For his junior year, Wiggins transferred to Wichita State, where he went on to earn 2012–13 MVC All-Bench team honors after averaging 4.9 points and 1.8 rebounds in 36 games. As a senior in 2013–14, he again played 36 games while averaging 5.1 points and 2.3 rebounds per game.

==Professional career==
===Germany===
After going undrafted in the 2014 NBA draft, Wiggins joined the Sacramento Kings for the 2014 NBA Summer League. On July 26, 2014, he signed a one-year deal with Tigers Tübingen of the German Basketball Bundesliga. However, he parted ways with the club on December 3, 2014, after appearing in 11 games. Over those 11 games, he averaged 5.5 points and 1.8 rebounds per game.

===NBA D-League===
On January 9, 2015, Wiggins was acquired by the Idaho Stampede of the NBA Development League. In 28 games for Idaho in 2014–15, he averaged 9.8 points and 2.0 rebounds per game.

In July 2015, Wiggins joined the Utah Jazz for the Utah Summer League and the Minnesota Timberwolves for the Las Vegas Summer League. On September 18, 2015, Wiggins signed with the Timberwolves, but was waived by the team on October 24 after appearing in four preseason games. On November 1, he returned to the Stampede, but was waived on November 11. Two days later, he was acquired by Raptors 905. On December 26, he was waived by Raptors 905 after appearing in 10 games. Over those 10 games, he averaged 4.0 points and 1.7 rebounds per game.

===New Zealand and Australia===
On January 26, 2016, Wiggins signed with the Canterbury Rams for the 2016 New Zealand NBL season. However, on March 7, just days before the start of the season, he was released by the Rams.

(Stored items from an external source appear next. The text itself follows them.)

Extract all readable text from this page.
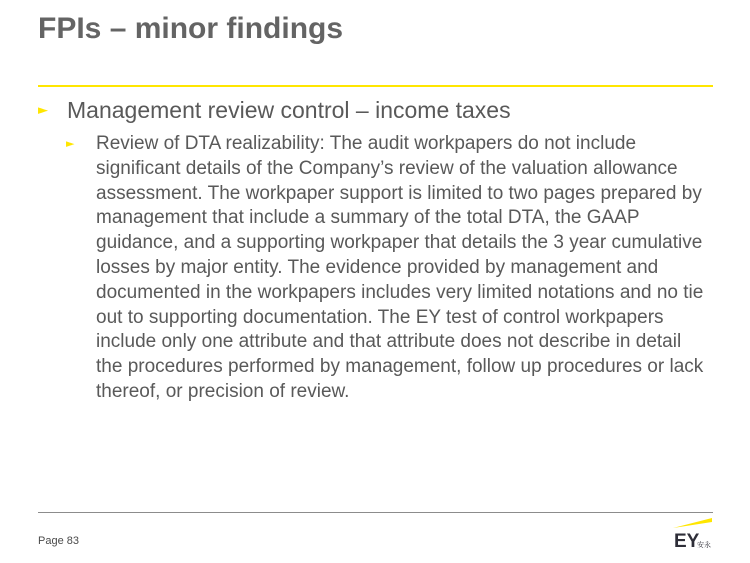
FPIs – minor findings
► Management review control – income taxes
►	Review of DTA realizability: The audit workpapers do not include significant details of the Company’s review of the valuation allowance assessment. The workpaper support is limited to two pages prepared by management that include a summary of the total DTA, the GAAP guidance, and a supporting workpaper that details the 3 year cumulative losses by major entity. The evidence provided by management and documented in the workpapers includes very limited notations and no tie out to supporting documentation. The EY test of control workpapers include only one attribute and that attribute does not describe in detail the procedures performed by management, follow up procedures or lack thereof, or precision of review.
Page 83	EY
安永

A day after being cut by the Rams, Wiggins signed with the Mackay Meteors for the 2016 Queensland Basketball League season. He made his debut for the Meteors in the team's season opener on April 30, scoring 23 points in 30 minutes as a starter in a 96–86 loss to the Cairns Marlins. On May 15, he had a 32-point performance in a 107–89 win over the Rockhampton Rockets. On June 8, he was released by the Meteors after the team went 4–4 over the first half of the season. In those eight games, Wiggins averaged 21.4 points, 5.8 rebounds and 2.9 assists per game.

===Macedonia===
In October 2016, Wiggins signed a short-term contract with Rabotnički of the Macedonian First League. On December 25, 2016, the club parted ways with Wiggins after deciding not to extend his contract. In eight games for Rabotnički, he averaged 10.1 points, 4.5 rebounds and 1.0 assists per game.

===Canada===
In January 2017, Wiggins joined the Orangeville A's of the National Basketball League of Canada. His stint with Orangeville lasted less than a month, as he averaged 5.8 points in eight games.

=== Indonesia ===
In January 2024, Wiggins signed with Pacific Caesar Surabaya replacing Kamani Johnson.

==Personal life==
Both of Wiggins' parents are in the Florida State Athletic Hall of Fame. His father, Mitchell, was an honorable mention All-American at Florida State and went on to play six seasons in the NBA. His mother, Marita, was a 21-time NCAA All-American sprinter and went on to win two silver medals for Canada at the 1984 Olympic Games. He also has two brothers, Mitchell and Andrew, and three sisters, Stephanie, Angelica, and Taya. His brother, Andrew, was selected with the first overall pick in the 2014 NBA draft.